Okay, started to write this, decided halfway that it was boring the h*ll out of even myself, then decided it could still be interesting.
You read this to the end at your own risk and peril. You're better off going outside taking pictures. I didn't even bother to properly finish and redact it
Anyone following the recent aliasing discussions on these forums will have frequently read about the audio metaphor. I was wondering about the similarities and was thinking about this:
1) The Audio equivalent
Sampling with a CFA is like sampling a stereo audio signal where you only have 1 sample available per time-unit. So you have to choose which channel to sample, and you have to skip the other channel for each individual sample. A Bayer configuration then is comparable to alternating every other sample between the 2 channels.
If the original signal looks like this:
R1, R2, R3, R4, R5,
L1, L2, L3, L4, L5,
Then the resulting single signal stream will look like this:
R1, L2, R3, L4, R5, L6, R7, ...
Redistributing over left and right:
R1, skip, R3, skip, R5, skip,
skip, L2, skip, L4, skip, L6,
2) Deconstructing the Aliasing problem
For discussion sake, let's assume samples run from -1.0 to +1.0. If we only had to sample a single channel, then the maximum frequency that can be sampled is:
+1.0, -1.0, +1.0, -1.0, +1.0, -1.0,
In image terms that would be the equivalent of a white-black-white-black pattern.
However, because we skip every other sample, we end up with:
+1.0, skip, +1.0, skip, +1.0, skip,
In image terms that would equate to: white - unknown - white - unknown - ...
Clearly, by skipping samples, we have lost crucial information necessary for reproduction.

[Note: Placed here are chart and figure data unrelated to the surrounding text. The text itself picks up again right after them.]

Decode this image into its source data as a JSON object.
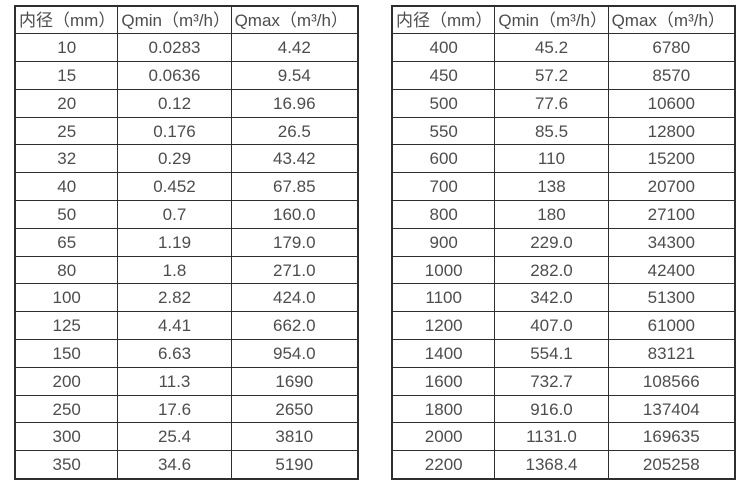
{
  "page": {
    "background_color": "#ffffff",
    "border_color": "#2e2e2e",
    "text_color": "#4d4d4d"
  },
  "tables": [
    {
      "name": "flow-rate-table-small-diameters",
      "headers": [
        "内径（mm）",
        "Qmin（m³/h）",
        "Qmax（m³/h）"
      ],
      "rows": [
        [
          "10",
          "0.0283",
          "4.42"
        ],
        [
          "15",
          "0.0636",
          "9.54"
        ],
        [
          "20",
          "0.12",
          "16.96"
        ],
        [
          "25",
          "0.176",
          "26.5"
        ],
        [
          "32",
          "0.29",
          "43.42"
        ],
        [
          "40",
          "0.452",
          "67.85"
        ],
        [
          "50",
          "0.7",
          "160.0"
        ],
        [
          "65",
          "1.19",
          "179.0"
        ],
        [
          "80",
          "1.8",
          "271.0"
        ],
        [
          "100",
          "2.82",
          "424.0"
        ],
        [
          "125",
          "4.41",
          "662.0"
        ],
        [
          "150",
          "6.63",
          "954.0"
        ],
        [
          "200",
          "11.3",
          "1690"
        ],
        [
          "250",
          "17.6",
          "2650"
        ],
        [
          "300",
          "25.4",
          "3810"
        ],
        [
          "350",
          "34.6",
          "5190"
        ]
      ]
    },
    {
      "name": "flow-rate-table-large-diameters",
      "headers": [
        "内径（mm）",
        "Qmin（m³/h）",
        "Qmax（m³/h）"
      ],
      "rows": [
        [
          "400",
          "45.2",
          "6780"
        ],
        [
          "450",
          "57.2",
          "8570"
        ],
        [
          "500",
          "77.6",
          "10600"
        ],
        [
          "550",
          "85.5",
          "12800"
        ],
        [
          "600",
          "110",
          "15200"
        ],
        [
          "700",
          "138",
          "20700"
        ],
        [
          "800",
          "180",
          "27100"
        ],
        [
          "900",
          "229.0",
          "34300"
        ],
        [
          "1000",
          "282.0",
          "42400"
        ],
        [
          "1100",
          "342.0",
          "51300"
        ],
        [
          "1200",
          "407.0",
          "61000"
        ],
        [
          "1400",
          "554.1",
          "83121"
        ],
        [
          "1600",
          "732.7",
          "108566"
        ],
        [
          "1800",
          "916.0",
          "137404"
        ],
        [
          "2000",
          "1131.0",
          "169635"
        ],
        [
          "2200",
          "1368.4",
          "205258"
        ]
      ]
    }
  ]
}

It is then the task of the RAW converter to try and reconstruct the missing samples.
3) Spatial Aliasing
Clearly, by only having half the samples, the RAW converter is not going to be able to correctly reconstruct the original signal. What's more, this also shows that undersampling can completely obscure any guess about the original signal, and can in fact be detrimental to reproducing anything reasonable. It might for example reproduce the following string based on neighboring samples:
+1.0, +1.0, +1.0, +1.0, +1.0, +1.0,
which would essentially push your speaker to its maximum not allowing any more movement for other frequencies. In an image it would show pure white, not allowing any more differences for other colors or high-lights
Unfortunately, we also lack the information to reproduce a reasonable average. And that is where an anti-aliasing filter comes in. Suppose we take the original signal, and instead of just taking the values at their exact location, we also mix a little bit of the neighboring samples into the capturing sample.
For example: half of the direct neighbors.
+1.0, -1.0, +1.0, -1.0,
Sampled with partial neighbors:
0.0, skip, 0.0, skip, 0.0, skip,
For a single sample: S = 0.25x(+1.0) + 0.5x(-1.0) + 0.25x(+1.0) = 0.0
Now something interesting happens. If we again reconstruct by replicating neighboring samples we get a stream of zeros, which would leave our speaker in a reasonable mid position with full potential of still reproducing any other information. In imaging terms: if -1.0 represents black, and +1.0 represents white, we would essentially reproduce a patch of gray to represent high-frequency alternating bands of black and white.
Fortunately in real world image sampling, or sound for that matter, artificial sampling strings such as the one above do not readily occur, and the relative randomness in sampling values will show some differences and allow a slightly more reasonable, albeit still incorrect reconstruction. This will significantly mitigate the problem in most cases.
4) Channel correlation
In order to make a better guesstimate about the original signal the RAW converter will use the correlation between channels that usually exist. This is true for both color channels in images, as well as for stereo channels in sound. You can find a lot of information about this on the internet because a lot of research has gone into these correlations since a lot of compression schemes are based on these correlations.
If the original audio signal represented a pure mono signal, then the combination of successive right and left samples will fully reproduce the original samples. This is equally true for images that are purely grayscale.
If however the stereo signal shows a lot of difference (which would equate to a significant color difference in an image), then this relation is compromised. Fortunately, in color imaging our eye-brain combination is highly insensitive to color differences, which allows a lot of leeway in reproduction.